Sylvia Plath’s world, in contrast, is much more constrained, existing almost entirely within her own body. One of her more famous poems, “Daddy”, is written in the first person as a letter to her father, who has been dead for 20 years. The story that emerges is of a woman who has lived in fear and awe of her father for as long as she can remember. The fear is evident in her metaphor of him as “Marble-heavy, a bag full of God, / Ghastly statue with one gray toe / Big as a Frisco seal” (8-10). Later, she compares her fear of her father to the fear the Jews felt for the Nazis, seeing herself as being shipped off to the concentration camps and describing her father’s appearance in terms of the perfect Aryan. Her beginning and end of the poem, each expressed in terms of anger and fear, leaves no doubt that her fear outweighed any other emotions she had of her father. In “Tulips”, which first appeared in Ariel, the author describes her metaphysical journey experienced during a stay at a hospital. Written in 1961 when Plath was admitted to the hospital for an appendectomy, the speaker of the poem is the hospital patient as she undergoes the surgical process. She is speaking more to herself than anyone, describing her experience as she first accepts the descent into oblivion and then awakens again to life. Although her world is found more within than without, the poet can still be seen to be speaking from her life and the environment she finds herself in.

All three of the poets examined here can be seen to take the origins of their poems from their lives and the world they find themselves in.
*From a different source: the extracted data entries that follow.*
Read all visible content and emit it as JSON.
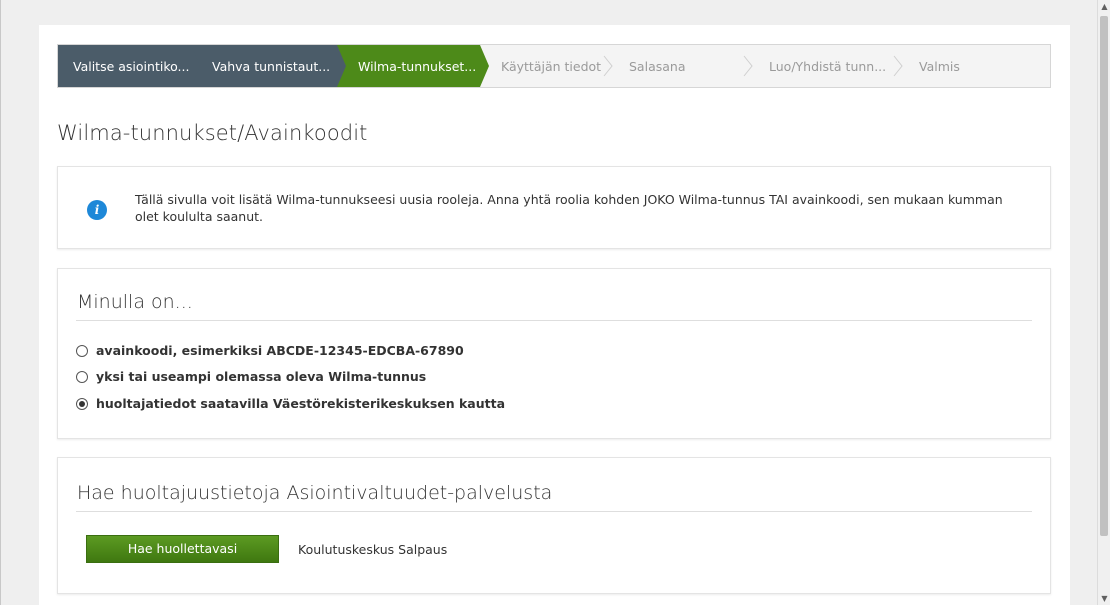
{
  "stepper": {
    "steps": [
      {
        "label": "Valitse asiointiko...",
        "state": "done"
      },
      {
        "label": "Vahva tunnistaut...",
        "state": "done"
      },
      {
        "label": "Wilma-tunnukset...",
        "state": "active"
      },
      {
        "label": "Käyttäjän tiedot",
        "state": "pending"
      },
      {
        "label": "Salasana",
        "state": "pending"
      },
      {
        "label": "Luo/Yhdistä tunn...",
        "state": "pending"
      },
      {
        "label": "Valmis",
        "state": "pending"
      }
    ]
  },
  "page": {
    "title": "Wilma-tunnukset/Avainkoodit"
  },
  "info": {
    "icon": "info-icon",
    "icon_glyph": "i",
    "text": "Tällä sivulla voit lisätä Wilma-tunnukseesi uusia rooleja. Anna yhtä roolia kohden JOKO Wilma-tunnus TAI avainkoodi, sen mukaan kumman olet koululta saanut."
  },
  "options_section": {
    "title": "Minulla on...",
    "options": [
      {
        "label": "avainkoodi, esimerkiksi ABCDE-12345-EDCBA-67890",
        "checked": false
      },
      {
        "label": "yksi tai useampi olemassa oleva Wilma-tunnus",
        "checked": false
      },
      {
        "label": "huoltajatiedot saatavilla Väestörekisterikeskuksen kautta",
        "checked": true
      }
    ]
  },
  "search_section": {
    "title": "Hae huoltajuustietoja Asiointivaltuudet-palvelusta",
    "button_label": "Hae huollettavasi",
    "organization": "Koulutuskeskus Salpaus"
  },
  "colors": {
    "step_done": "#4b5c69",
    "step_active": "#4d8a19",
    "step_pending": "#f4f4f4",
    "info_icon": "#1e88d8",
    "primary_button": "#4d8a19"
  }
}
Bishop is the most obvious about this, writing about typographical errors she sees in the newspaper, big catches out on the lake, old filling stations she happens to stop at, or a poor dog with scabies that gets stared at. However, Hughes also takes the origin of his poems from his life and environment as he illustrates the importance of heritage and culture to himself and the people he knows, the connections they draw between them, and the way that this affected him. Plath takes it to an even more personal level as she focuses almost exclusively on her own life, making only occasional links to the outside world as a means of providing context to her ideas. In making this discovery, it is possible to say that, if Whitman had it in mind that the origin of all poems comes from the life and environment of the poet, he was correct in making this tremendous claim.

Works Cited

  1. Bishop, Elizabeth. Elizabeth Bishop: The Complete Poems 1927-1979. New York: Farrar, Straus, Giroux, 1983.
  2. Hughes, Langston. The Collected Poems of Langston Hughes. Vintage Classics, 1995.
  3. Plath, Sylvia. The Norton Anthology of Contemporary Poetry. 3rd Ed. Jahan Ramazani, Richard Ellmann & Robert O’Clair (eds.). New York: W.W. Norton and Company, 2003.
  4. Rzepka, Charles. “”: Two Hundred Years of Lyrical Ballads.” 2001. Boston University. Web.